Feb 17, 2012
Schizophrenia is a severe mental illness characterized by a constellation of symptoms. While a number of effective treatments for schizophrenia have been discovered, they only target the disease’s positive symptoms (e.g. hallucinations and delusions) and negative symptoms (e.g. flat affect). Even the newest commercially available antipsychotics are unable to treat the cognitive symptoms of the disease (e.g. impaired executive function, attention deficits, and working memory dysfunction).
Recent work has linked this pathology to deficits in inhibitory interneurons in the prefrontal cortex. These affected interneurons are important regulators of the timing and synchrony of neuronal firing. They have been implicated in the maintenance of gamma band oscillations, which are the synchronized firing of large neuronal networks at 30-80 Hz. Gamma band activity has been shown to be an important aspect of the maintenance of attention and working memory. Notably, schizophrenics exhibit abnormalities in their gamma oscillations when given tests of their working memory.

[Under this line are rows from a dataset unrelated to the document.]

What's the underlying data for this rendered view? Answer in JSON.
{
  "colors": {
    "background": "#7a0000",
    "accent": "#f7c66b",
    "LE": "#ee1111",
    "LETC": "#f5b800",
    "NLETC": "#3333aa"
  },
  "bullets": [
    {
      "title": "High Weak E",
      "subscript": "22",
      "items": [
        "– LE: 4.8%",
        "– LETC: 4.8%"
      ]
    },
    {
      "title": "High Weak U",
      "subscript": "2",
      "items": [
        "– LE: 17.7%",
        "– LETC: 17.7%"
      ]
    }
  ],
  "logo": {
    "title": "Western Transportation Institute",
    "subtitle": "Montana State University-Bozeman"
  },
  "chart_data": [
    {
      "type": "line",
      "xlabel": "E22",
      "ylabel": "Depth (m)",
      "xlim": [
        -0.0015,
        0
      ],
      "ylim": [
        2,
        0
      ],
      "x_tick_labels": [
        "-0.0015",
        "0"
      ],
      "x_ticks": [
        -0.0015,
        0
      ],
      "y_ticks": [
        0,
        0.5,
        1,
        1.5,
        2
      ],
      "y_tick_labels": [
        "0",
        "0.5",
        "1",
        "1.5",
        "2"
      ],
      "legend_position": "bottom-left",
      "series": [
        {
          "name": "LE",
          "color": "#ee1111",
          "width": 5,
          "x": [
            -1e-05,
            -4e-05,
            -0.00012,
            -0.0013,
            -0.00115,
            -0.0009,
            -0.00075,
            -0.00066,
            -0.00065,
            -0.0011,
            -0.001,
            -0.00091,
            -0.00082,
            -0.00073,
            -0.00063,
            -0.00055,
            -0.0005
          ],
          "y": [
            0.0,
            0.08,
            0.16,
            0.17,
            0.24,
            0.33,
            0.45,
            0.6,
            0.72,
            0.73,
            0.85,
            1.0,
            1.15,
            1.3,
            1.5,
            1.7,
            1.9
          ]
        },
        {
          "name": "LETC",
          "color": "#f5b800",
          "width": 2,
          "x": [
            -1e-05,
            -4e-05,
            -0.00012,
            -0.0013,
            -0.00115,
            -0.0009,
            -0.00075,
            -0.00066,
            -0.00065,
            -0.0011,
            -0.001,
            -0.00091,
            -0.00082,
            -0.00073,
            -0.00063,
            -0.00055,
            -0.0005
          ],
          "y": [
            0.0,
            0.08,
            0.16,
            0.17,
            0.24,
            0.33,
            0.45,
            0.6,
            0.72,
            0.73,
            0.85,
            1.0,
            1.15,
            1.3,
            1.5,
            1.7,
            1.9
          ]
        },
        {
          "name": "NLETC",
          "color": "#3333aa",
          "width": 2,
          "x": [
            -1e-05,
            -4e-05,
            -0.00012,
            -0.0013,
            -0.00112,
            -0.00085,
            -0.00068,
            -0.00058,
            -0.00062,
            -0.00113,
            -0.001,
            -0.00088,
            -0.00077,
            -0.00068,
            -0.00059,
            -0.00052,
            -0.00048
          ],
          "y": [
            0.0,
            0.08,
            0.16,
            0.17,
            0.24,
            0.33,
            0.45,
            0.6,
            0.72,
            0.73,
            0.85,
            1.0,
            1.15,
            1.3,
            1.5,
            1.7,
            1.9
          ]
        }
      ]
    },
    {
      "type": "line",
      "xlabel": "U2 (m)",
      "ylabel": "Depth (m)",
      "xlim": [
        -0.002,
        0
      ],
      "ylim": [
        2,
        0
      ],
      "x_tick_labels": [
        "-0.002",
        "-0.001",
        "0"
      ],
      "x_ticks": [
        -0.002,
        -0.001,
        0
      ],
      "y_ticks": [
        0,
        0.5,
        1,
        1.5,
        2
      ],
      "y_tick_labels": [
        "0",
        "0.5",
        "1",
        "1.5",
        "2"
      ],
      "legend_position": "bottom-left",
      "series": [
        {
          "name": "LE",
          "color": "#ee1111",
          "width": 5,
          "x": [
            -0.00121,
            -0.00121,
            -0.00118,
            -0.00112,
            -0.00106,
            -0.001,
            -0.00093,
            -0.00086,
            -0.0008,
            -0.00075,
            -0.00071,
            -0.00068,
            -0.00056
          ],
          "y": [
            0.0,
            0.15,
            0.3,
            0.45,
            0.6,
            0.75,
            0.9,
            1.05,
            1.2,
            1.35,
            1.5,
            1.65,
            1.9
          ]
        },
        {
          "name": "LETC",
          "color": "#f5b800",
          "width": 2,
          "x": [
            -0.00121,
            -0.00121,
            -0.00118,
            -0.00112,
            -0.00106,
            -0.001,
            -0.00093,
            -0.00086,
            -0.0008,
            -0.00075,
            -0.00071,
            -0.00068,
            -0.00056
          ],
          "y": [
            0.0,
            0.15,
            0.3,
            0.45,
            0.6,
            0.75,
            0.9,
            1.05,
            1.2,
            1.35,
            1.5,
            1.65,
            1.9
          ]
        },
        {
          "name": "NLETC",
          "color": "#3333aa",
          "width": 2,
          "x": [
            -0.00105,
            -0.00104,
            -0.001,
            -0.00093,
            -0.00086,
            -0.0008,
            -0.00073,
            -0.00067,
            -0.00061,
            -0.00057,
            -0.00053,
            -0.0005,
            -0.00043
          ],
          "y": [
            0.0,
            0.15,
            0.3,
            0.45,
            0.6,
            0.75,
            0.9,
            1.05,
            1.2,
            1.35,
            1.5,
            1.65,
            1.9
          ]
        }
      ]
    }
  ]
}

Recent evidence has suggested that the primary deficit in these interneurons may involve hypofunctional glutamic acid decarboxylase (GAD). GAD is the enzyme responsible for synthesizing GABA in neurons. For my project, I will be infusing L-allyl glycine (LAG), a GAD inhibitor, into the medial prefrontal cortex of rats. I will then assess the rats’ attentional capabilities using the 5-choice serial reaction time task (5CSRTT). I hypothesize that LAG administration will lead to performance deficits in the 5CSRTT.